An interesting story appeared in the Times-News today, a story that either hasn't been printed or went unnoticed in Pocatello, and should for every reason be disconcerting to students and anyone interested in the accessibility of higher education in rural Idaho.

Andrea Jackson of the Times-News is reporting that Idaho State University may discontinue its long-term bus service that has transported twenty-years' worth of students from the Magic Valley to ISU's Pocatello campus.

Realizing that ISU is making budget cuts everywhere--from large administrative units to the smallest departments and on down the food chain--it seems a little scary that the cuts they are willing to make will impact the perceived number one priority of an institution of higher learning, enrollment and retention of students.

Currently, the students who take advantage of this particular commuter service (ISU also offers transportation for students commuting from Idaho Falls) are paying in the neighborhood of $800 per semester for a five-day-a-week pass. If ISU decides to continue the service the cost could double. This would easily put the education goals of students in the Magic Valley in jeopardy.

Students that commute from Twin Falls and Burley generally fall into two categories: Non-traditional students who received two years of education at the College of Southern Idaho and are now working toward bachelor's degrees at ISU while living in and raising their families in the Magic Valley or traditional students who live in the Magic Valley and would rather commute each day and live at home than pay the cost of housing in Pocatello while paying tuition. Looking at the cost of the bus service from the Magic Valley, if I were living in my hometown of Declo and wanted to attend ISU, but was content living rent-free at home (big if), it would actually be cheaper for me to do what these students are doing.

When I first started at ISU, I was paying approximately $2500 per academic year (excluding the summer) on housing alone. Tack on utilities, food, etc., the cost of living in Pocatello easily equaled the cost of going to school in Pocatello (tuition, fees, and books). The cost of tuition and books could be offset by the cost of housing even with the $800 per semester bus ticket.

For some students, surely a few of whom are utilizing the current bus service, commuting from the Magic Valley to Pocatello every day is the only plausible way for them to continue their education. Discontinuing the bus service will be yet another roadblock for rural Idahoans who cannot attain an affordable and accessible college education.

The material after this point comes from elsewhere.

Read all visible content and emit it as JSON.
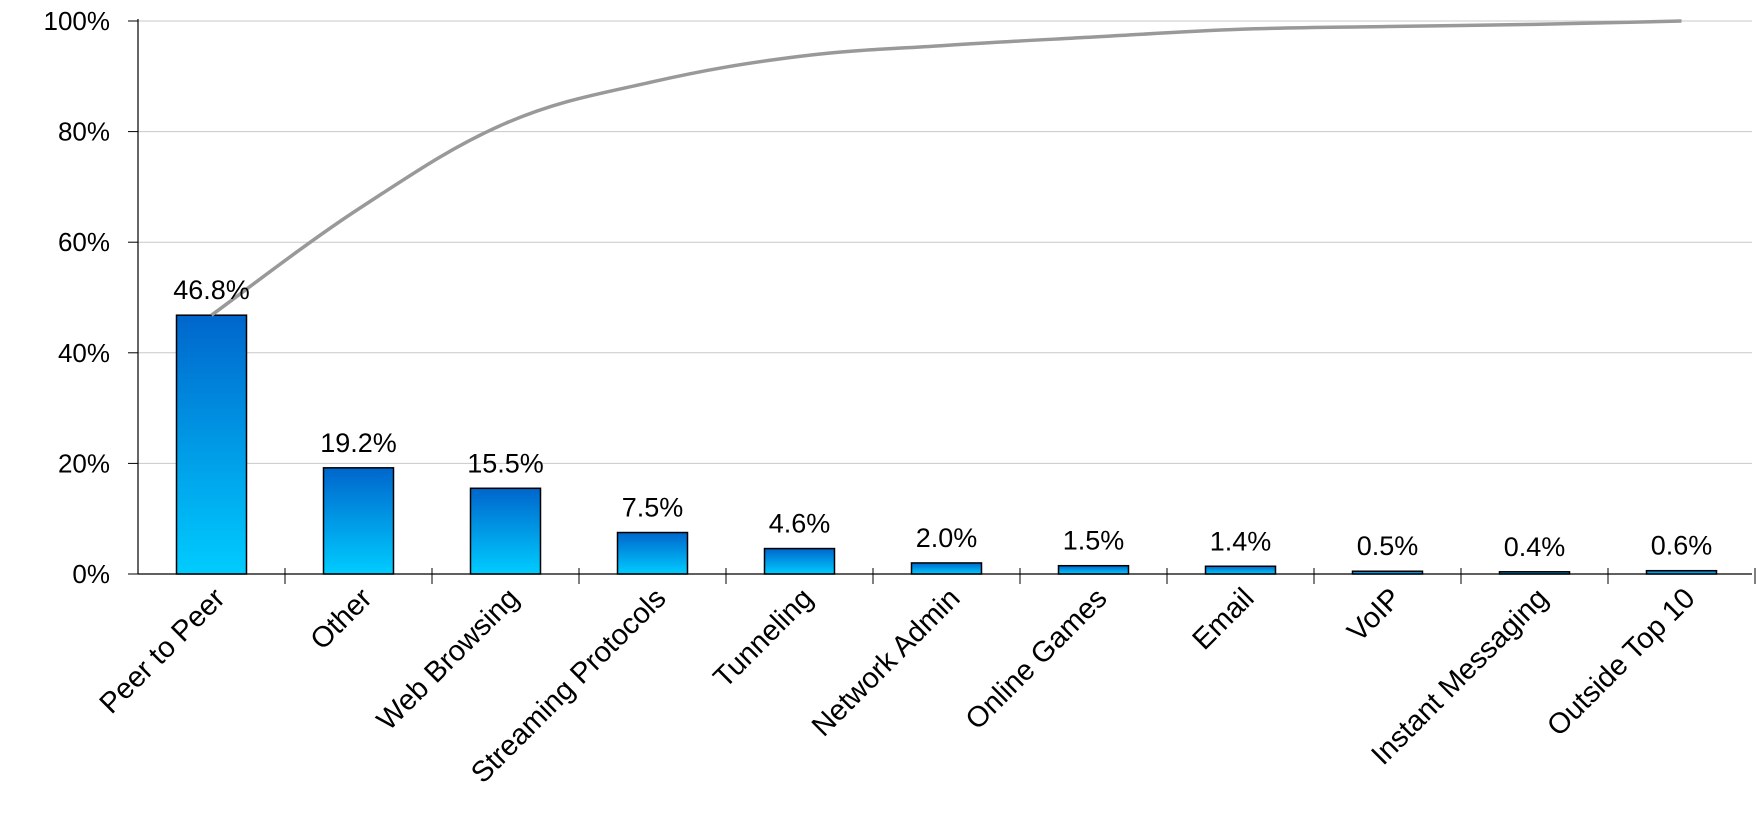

The Times article cites both the Twin Falls City Council's unwillingness to contribute funds for the bus service, despite their support for the bus system, and the decreasing number of students who are actually paying to ride the bus to Pocatello. I can't explain the numbers, but it is worth nothing that the number of enrolled students of ISU (attending any campus) listing Twin Falls County as their permanent residence has been on the rise for several years.

A discontinued bus service will ultimately result in a decrease of students enrolled from the Magic Valley, a decrease (however slight) in overall enrollment at ISU, and I suspect, a smaller number of education-seeking Idahoans who are willing to stay in-state in general.

1 comment :

Cameron said...

I wonder how much of this is in relation to CSI offering more and more bachelor degrees without leaving Twin Falls?

That could explain the falling use of the bus service.